Projekt dotyczy "wprowadzenia podatku od niektórych usług cyfrowych, określenie szczególnych obowiązków przedsiębiorstw sektora cyfrowego, utworzenia Funduszu Technologii Cyfrowej, będącego państwowym funduszem celowym finansującym zadania operatora Ogólnopolskiej Sieci Edukacyjnej i działalność naukową prowadzą przez publiczne instytuty badawcze oraz włączenie do OSE bibliotek jednostek samorządu terytorialnego".
Lewica chce, by tzw. podatek cyfrowy płaciły firmy przekraczające w ujęciu globalnym 750 mln euro przychodów.

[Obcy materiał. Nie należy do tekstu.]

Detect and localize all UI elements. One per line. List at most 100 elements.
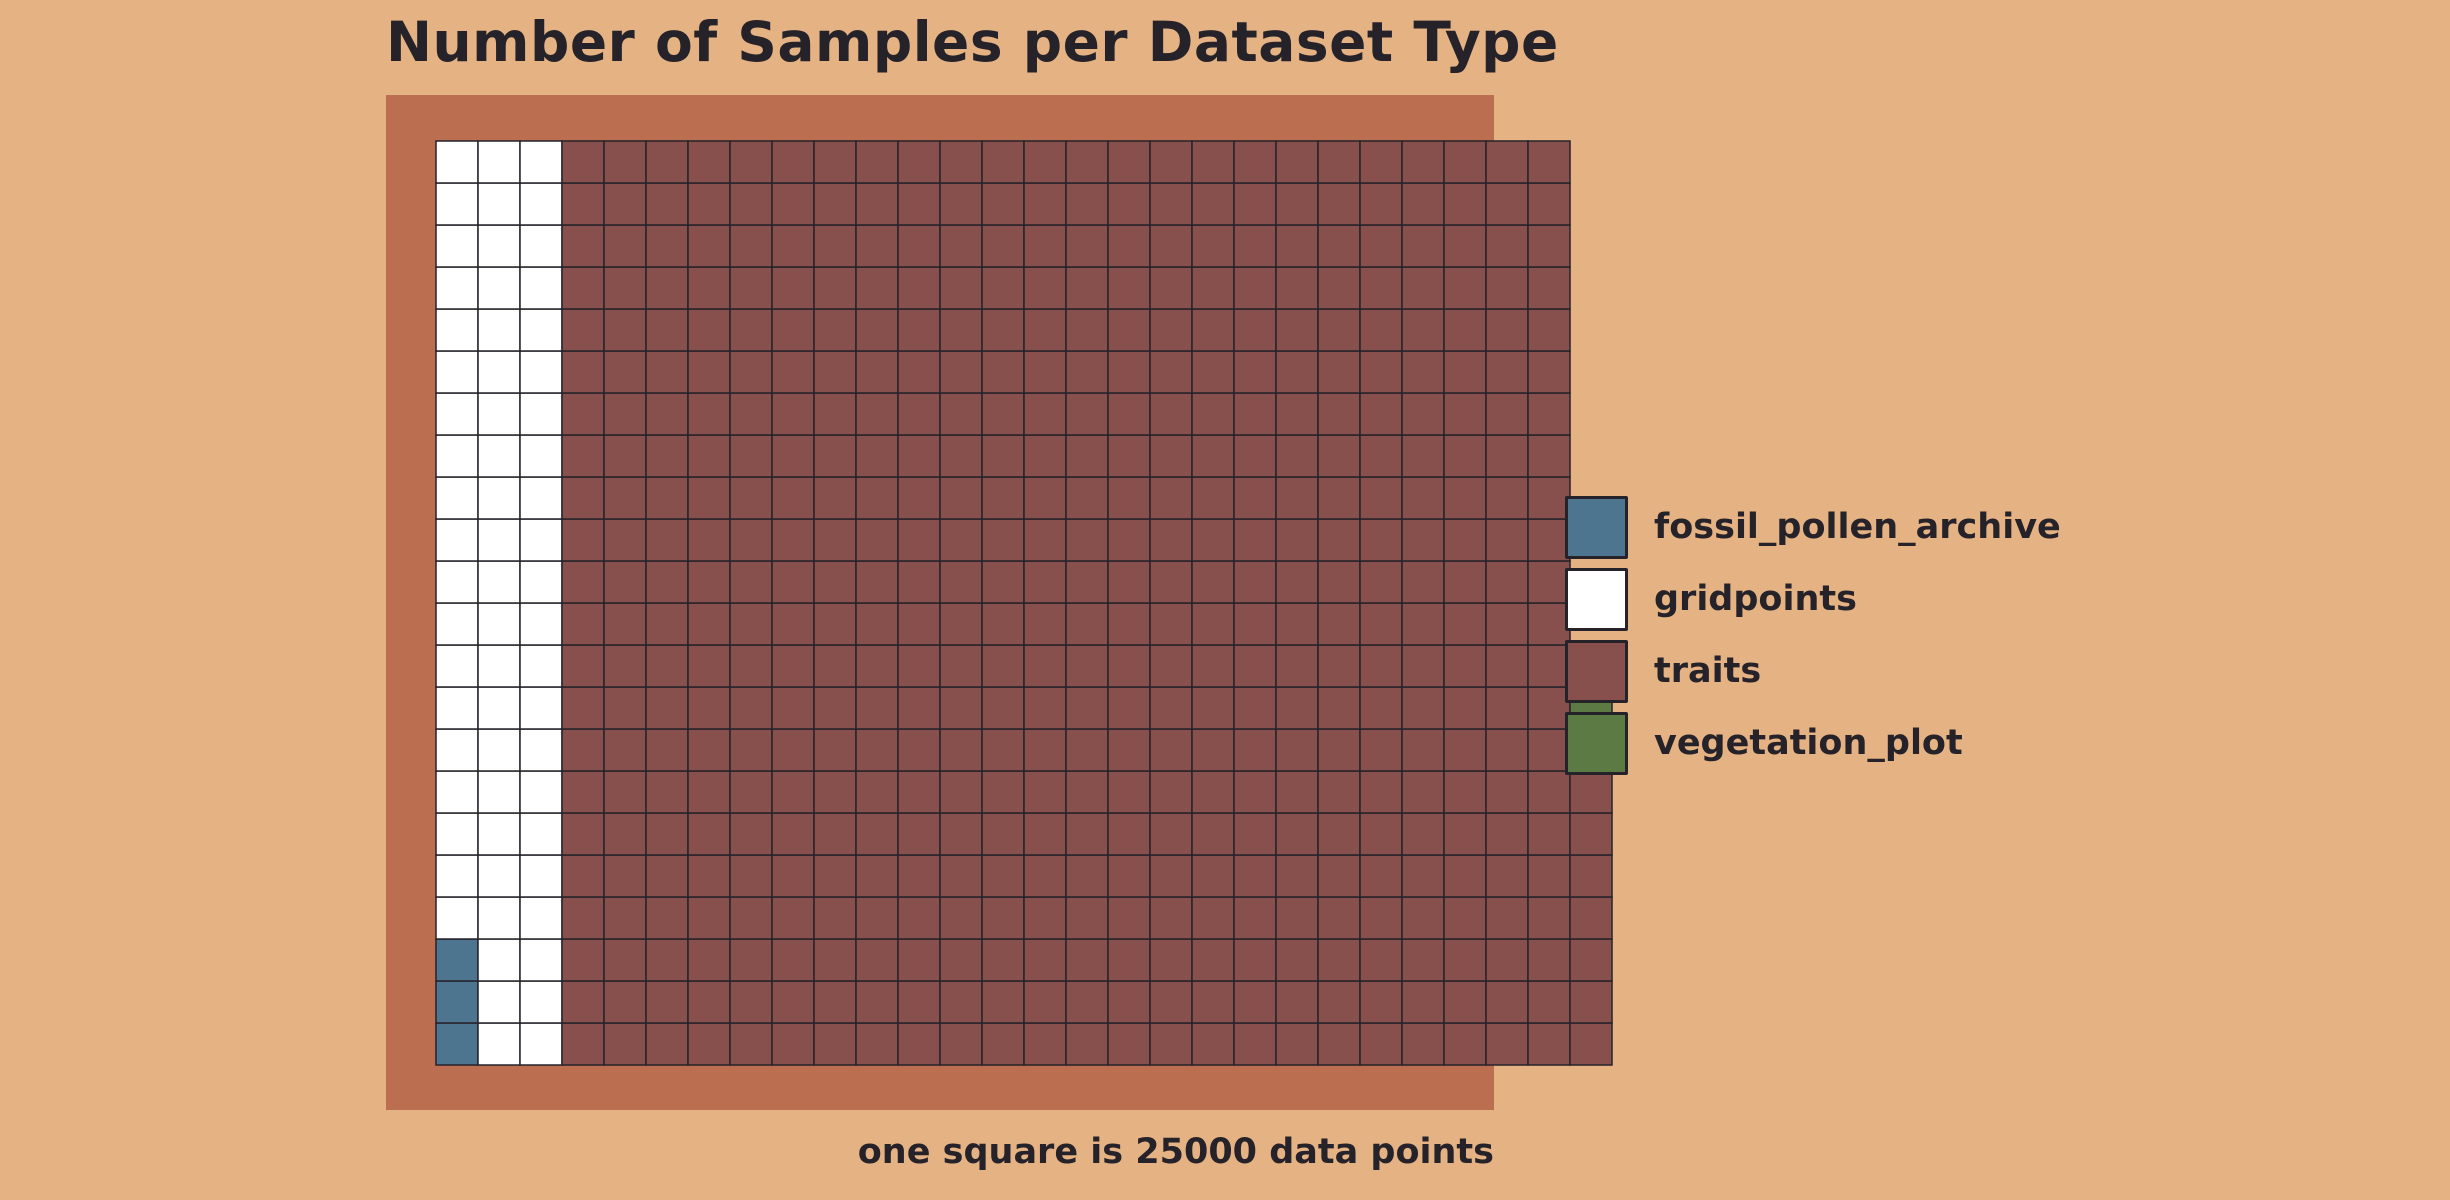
waffle-cell-traits (603, 686, 647, 730)
waffle-cell-traits (1359, 182, 1403, 226)
waffle-cell-traits (981, 854, 1025, 898)
waffle-cell-traits (1233, 140, 1277, 184)
waffle-cell-gridpoints (477, 392, 521, 436)
waffle-cell-traits (1065, 350, 1109, 394)
waffle-cell-gridpoints (435, 896, 479, 940)
waffle-cell-traits (1233, 350, 1277, 394)
waffle-cell-traits (981, 350, 1025, 394)
waffle-cell-traits (687, 350, 731, 394)
waffle-cell-traits (1443, 308, 1487, 352)
waffle-cell-traits (855, 140, 899, 184)
legend-swatch-vegetation-plot (1565, 711, 1628, 775)
waffle-cell-traits (897, 392, 941, 436)
waffle-cell-traits (813, 182, 857, 226)
waffle-cell-traits (645, 602, 689, 646)
waffle-cell-traits (729, 308, 773, 352)
waffle-cell-traits (561, 896, 605, 940)
waffle-cell-traits (1401, 560, 1445, 604)
waffle-cell-traits (813, 644, 857, 688)
waffle-cell-gridpoints (519, 938, 563, 982)
waffle-cell-traits (1401, 266, 1445, 310)
waffle-cell-traits (1569, 812, 1613, 856)
waffle-cell-traits (897, 518, 941, 562)
waffle-cell-traits (687, 770, 731, 814)
waffle-cell-traits (1359, 392, 1403, 436)
waffle-cell-traits (1443, 560, 1487, 604)
waffle-cell-traits (1443, 812, 1487, 856)
waffle-cell-gridpoints (477, 350, 521, 394)
waffle-cell-traits (897, 308, 941, 352)
waffle-cell-gridpoints (435, 728, 479, 772)
waffle-cell-traits (1527, 980, 1571, 1024)
waffle-cell-traits (645, 350, 689, 394)
waffle-cell-traits (1443, 854, 1487, 898)
waffle-cell-traits (1317, 770, 1361, 814)
waffle-cell-traits (1527, 308, 1571, 352)
waffle-cell-traits (813, 602, 857, 646)
waffle-cell-traits (603, 980, 647, 1024)
waffle-cell-traits (1401, 308, 1445, 352)
waffle-cell-traits (1149, 560, 1193, 604)
waffle-cell-traits (729, 476, 773, 520)
waffle-cell-traits (813, 434, 857, 478)
waffle-cell-traits (1275, 476, 1319, 520)
waffle-cell-traits (1149, 182, 1193, 226)
waffle-cell-traits (1317, 392, 1361, 436)
waffle-cell-traits (1107, 182, 1151, 226)
waffle-cell-traits (729, 644, 773, 688)
waffle-cell-traits (771, 1022, 815, 1066)
waffle-cell-traits (813, 812, 857, 856)
waffle-cell-traits (813, 686, 857, 730)
waffle-cell-traits (603, 392, 647, 436)
waffle-cell-traits (1359, 140, 1403, 184)
waffle-cell-traits (1443, 938, 1487, 982)
waffle-cell-gridpoints (435, 308, 479, 352)
waffle-cell-traits (687, 560, 731, 604)
waffle-cell-traits (855, 770, 899, 814)
waffle-cell-traits (1401, 518, 1445, 562)
waffle-cell-traits (855, 980, 899, 1024)
waffle-cell-traits (1023, 602, 1067, 646)
waffle-cell-traits (1149, 434, 1193, 478)
waffle-cell-traits (1065, 686, 1109, 730)
waffle-cell-gridpoints (519, 476, 563, 520)
waffle-cell-traits (603, 770, 647, 814)
waffle-cell-traits (981, 476, 1025, 520)
waffle-cell-traits (1443, 1022, 1487, 1066)
waffle-cell-traits (603, 938, 647, 982)
waffle-cell-traits (939, 854, 983, 898)
chart-title: Number of Samples per Dataset Type (386, 10, 1559, 74)
waffle-cell-traits (771, 602, 815, 646)
waffle-cell-traits (645, 1022, 689, 1066)
waffle-cell-traits (939, 392, 983, 436)
waffle-cell-traits (1065, 224, 1109, 268)
waffle-cell-traits (1527, 770, 1571, 814)
waffle-cell-gridpoints (477, 224, 521, 268)
waffle-cell-traits (1485, 728, 1529, 772)
waffle-cell-traits (645, 896, 689, 940)
waffle-cell-gridpoints (477, 476, 521, 520)
waffle-cell-traits (981, 980, 1025, 1024)
waffle-cell-traits (561, 392, 605, 436)
waffle-cell-traits (603, 266, 647, 310)
waffle-cell-traits (771, 686, 815, 730)
waffle-cell-traits (1149, 644, 1193, 688)
waffle-cell-traits (1065, 854, 1109, 898)
waffle-cell-gridpoints (477, 980, 521, 1024)
waffle-cell-traits (771, 854, 815, 898)
waffle-cell-traits (1443, 896, 1487, 940)
waffle-cell-fossil-pollen-archive (435, 938, 479, 982)
legend-item-vegetation-plot: vegetation_plot (1565, 707, 2061, 779)
waffle-cell-traits (1527, 728, 1571, 772)
waffle-cell-traits (645, 644, 689, 688)
waffle-cell-traits (981, 686, 1025, 730)
waffle-cell-traits (603, 602, 647, 646)
waffle-cell-traits (645, 770, 689, 814)
waffle-cell-traits (1065, 266, 1109, 310)
waffle-cell-traits (1233, 644, 1277, 688)
waffle-cell-traits (1149, 518, 1193, 562)
waffle-cell-traits (813, 350, 857, 394)
waffle-cell-traits (1107, 896, 1151, 940)
waffle-cell-traits (729, 980, 773, 1024)
waffle-cell-traits (1443, 518, 1487, 562)
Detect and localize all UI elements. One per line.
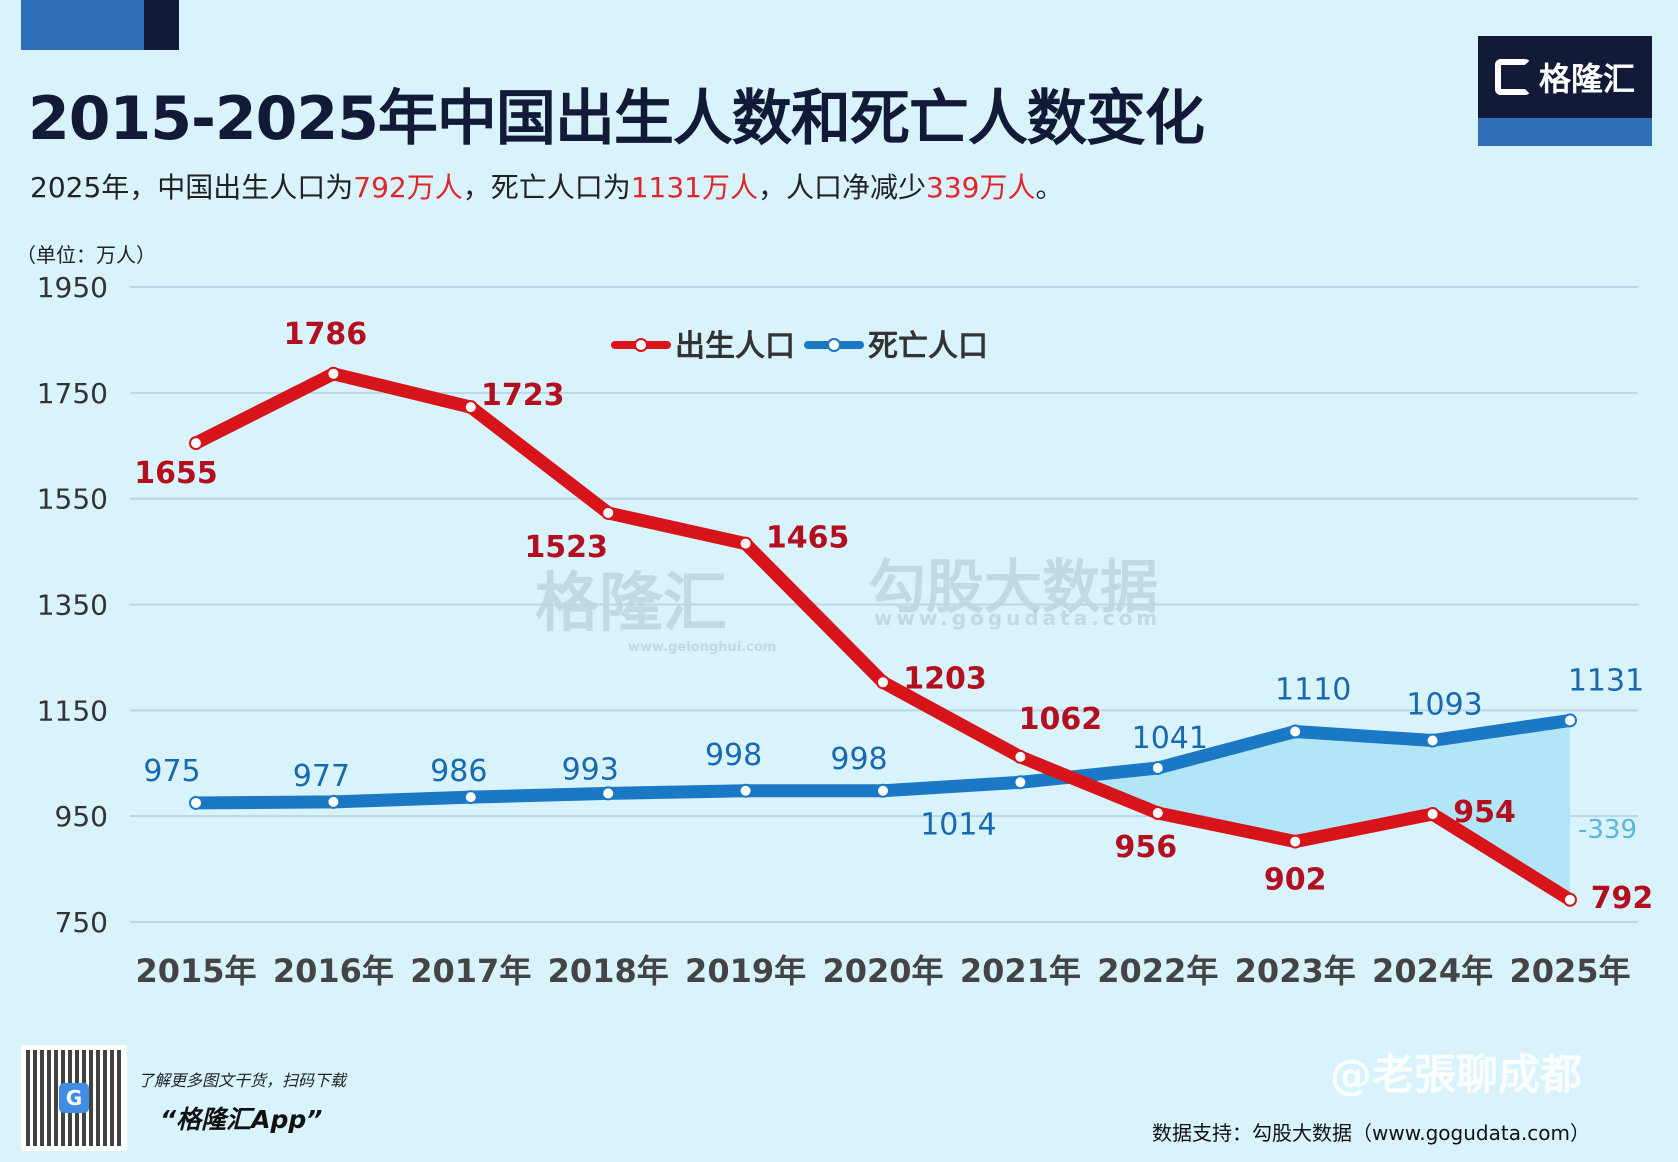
unit-label: （单位：万人） — [16, 243, 156, 267]
top-accent-bar — [21, 0, 144, 50]
birth-point — [876, 675, 890, 690]
y-tick-label: 1350 — [37, 589, 108, 622]
birth-point — [1563, 892, 1577, 907]
death-data-label: 977 — [293, 759, 350, 794]
gap-label: -339 — [1578, 815, 1637, 845]
birth-point — [189, 436, 203, 451]
watermark-gelonghui-url: www.gelonghui.com — [628, 640, 777, 655]
x-tick-label: 2023年 — [1235, 952, 1356, 990]
y-tick-label: 750 — [55, 906, 108, 939]
death-point — [1150, 761, 1165, 776]
birth-data-label: 1203 — [903, 661, 987, 696]
page-title: 2015-2025年中国出生人数和死亡人数变化 — [28, 84, 1205, 154]
death-data-label: 998 — [830, 742, 887, 777]
qr-code[interactable]: G — [21, 1045, 127, 1151]
death-data-label: 1093 — [1406, 687, 1482, 722]
birth-point — [1288, 834, 1303, 849]
death-data-label: 975 — [143, 754, 200, 789]
y-tick-label: 950 — [55, 800, 108, 833]
x-tick-label: 2025年 — [1509, 952, 1630, 990]
y-tick-label: 1750 — [37, 377, 108, 410]
birth-data-label: 956 — [1114, 830, 1177, 865]
death-point — [189, 795, 203, 810]
birth-data-label: 1723 — [481, 378, 565, 413]
birth-data-label: 954 — [1453, 795, 1516, 830]
x-tick-label: 2015年 — [135, 952, 256, 990]
death-data-label: 1110 — [1275, 673, 1351, 708]
death-point — [326, 794, 341, 809]
data-source: 数据支持：勾股大数据（www.gogudata.com） — [1152, 1121, 1591, 1145]
y-tick-label: 1950 — [37, 271, 108, 304]
x-tick-label: 2021年 — [960, 952, 1081, 990]
x-tick-label: 2018年 — [548, 952, 669, 990]
death-point — [1563, 713, 1577, 728]
legend-marker — [827, 338, 841, 352]
death-data-label: 1014 — [920, 807, 996, 842]
birth-point — [463, 400, 478, 415]
watermark-gogu-url: www.gogudata.com — [874, 606, 1162, 630]
death-data-label: 1041 — [1132, 721, 1208, 756]
birth-data-label: 1523 — [524, 530, 608, 565]
birth-point — [601, 505, 616, 520]
subtitle-net: 339万人 — [926, 171, 1036, 204]
birth-data-label: 1655 — [134, 456, 218, 491]
y-tick-label: 1550 — [37, 483, 108, 516]
top-accent-bar-dark — [144, 0, 179, 50]
legend-label: 出生人口 — [675, 329, 795, 364]
x-tick-label: 2024年 — [1372, 952, 1493, 990]
death-data-label: 986 — [430, 754, 487, 789]
watermark-weibo: @老張聊成都 — [1330, 1050, 1583, 1099]
death-point — [601, 786, 616, 801]
birth-point — [326, 366, 341, 381]
g-logo-icon — [1494, 59, 1531, 95]
watermark-gogu: 勾股大数据 — [868, 553, 1159, 621]
subtitle-birth: 792万人 — [353, 171, 463, 204]
logo-text: 格隆汇 — [1538, 60, 1635, 98]
death-data-label: 998 — [705, 738, 762, 773]
gelonghui-logo: 格隆汇 — [1478, 36, 1652, 146]
death-point — [876, 783, 890, 798]
g-logo-icon: G — [59, 1083, 89, 1113]
death-data-label: 1131 — [1568, 663, 1644, 698]
x-tick-label: 2019年 — [685, 952, 806, 990]
subtitle: 2025年，中国出生人口为792万人，死亡人口为1131万人，人口净减少339万… — [30, 166, 1063, 206]
legend-marker — [634, 338, 648, 352]
birth-data-label: 1062 — [1019, 702, 1103, 737]
birth-data-label: 902 — [1264, 863, 1327, 898]
footer-promo: 了解更多图文干货，扫码下载 — [138, 1071, 347, 1090]
subtitle-text: ，人口净减少 — [758, 171, 927, 204]
birth-point — [1013, 749, 1028, 764]
y-tick-label: 1150 — [37, 694, 108, 727]
subtitle-text: 。 — [1035, 171, 1064, 204]
subtitle-death: 1131万人 — [630, 171, 758, 204]
legend-label: 死亡人口 — [868, 329, 988, 364]
subtitle-text: ，死亡人口为 — [462, 171, 631, 204]
birth-point — [1150, 805, 1165, 820]
death-data-label: 993 — [562, 752, 619, 787]
birth-point — [1425, 807, 1440, 822]
x-tick-label: 2016年 — [273, 952, 394, 990]
birth-data-label: 1465 — [766, 521, 850, 556]
death-point — [1013, 775, 1028, 790]
gap-area — [1069, 720, 1570, 900]
birth-point — [738, 536, 753, 551]
x-tick-label: 2020年 — [822, 952, 943, 990]
birth-data-label: 792 — [1591, 881, 1654, 916]
death-point — [738, 783, 753, 798]
death-point — [1288, 724, 1303, 739]
subtitle-text: 2025年，中国出生人口为 — [30, 171, 354, 204]
death-point — [463, 790, 478, 805]
x-tick-label: 2022年 — [1097, 952, 1218, 990]
death-point — [1425, 733, 1440, 748]
x-tick-label: 2017年 — [410, 952, 531, 990]
footer-app-name: “格隆汇App” — [160, 1105, 323, 1134]
birth-data-label: 1786 — [284, 317, 368, 352]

Do takich można zaliczyć Facebooka, Amazon, Google czy Ubera, ale już Allegro uniknęłoby opłaty. Wysokość daniny ma stanowić 7 proc. od przychodów. Lewica chce, by pozyskane w ten sposób środki zostały przeznaczone do rozbudowy sieci światłowodowej w Polsce.
Adrian Zandberg udzielił wywiadu PAP, gdzie zwrócił uwagę, że podatek ma objąć głównie cyfrowych gigantów
Nasza propozycja to podatek dla grubych ryb. W tę sieć mają wpadać rekiny, a nie płotki. Dziś niestety jest tak, że giganci odprowadzają śmiesznie niskie podatki, a małe firmy płacą więcej niż najwięksi gracze. Lewica uważa, że to niesprawiedliwe. (...) Podatek cyfrowy wprowadziłby elementarną sprawiedliwość. Objąłby międzynarodowe korporacje, które mają dominująca pozycję w polskiej gospodarce
- powiedział Zandberg w rozmowie z agencją.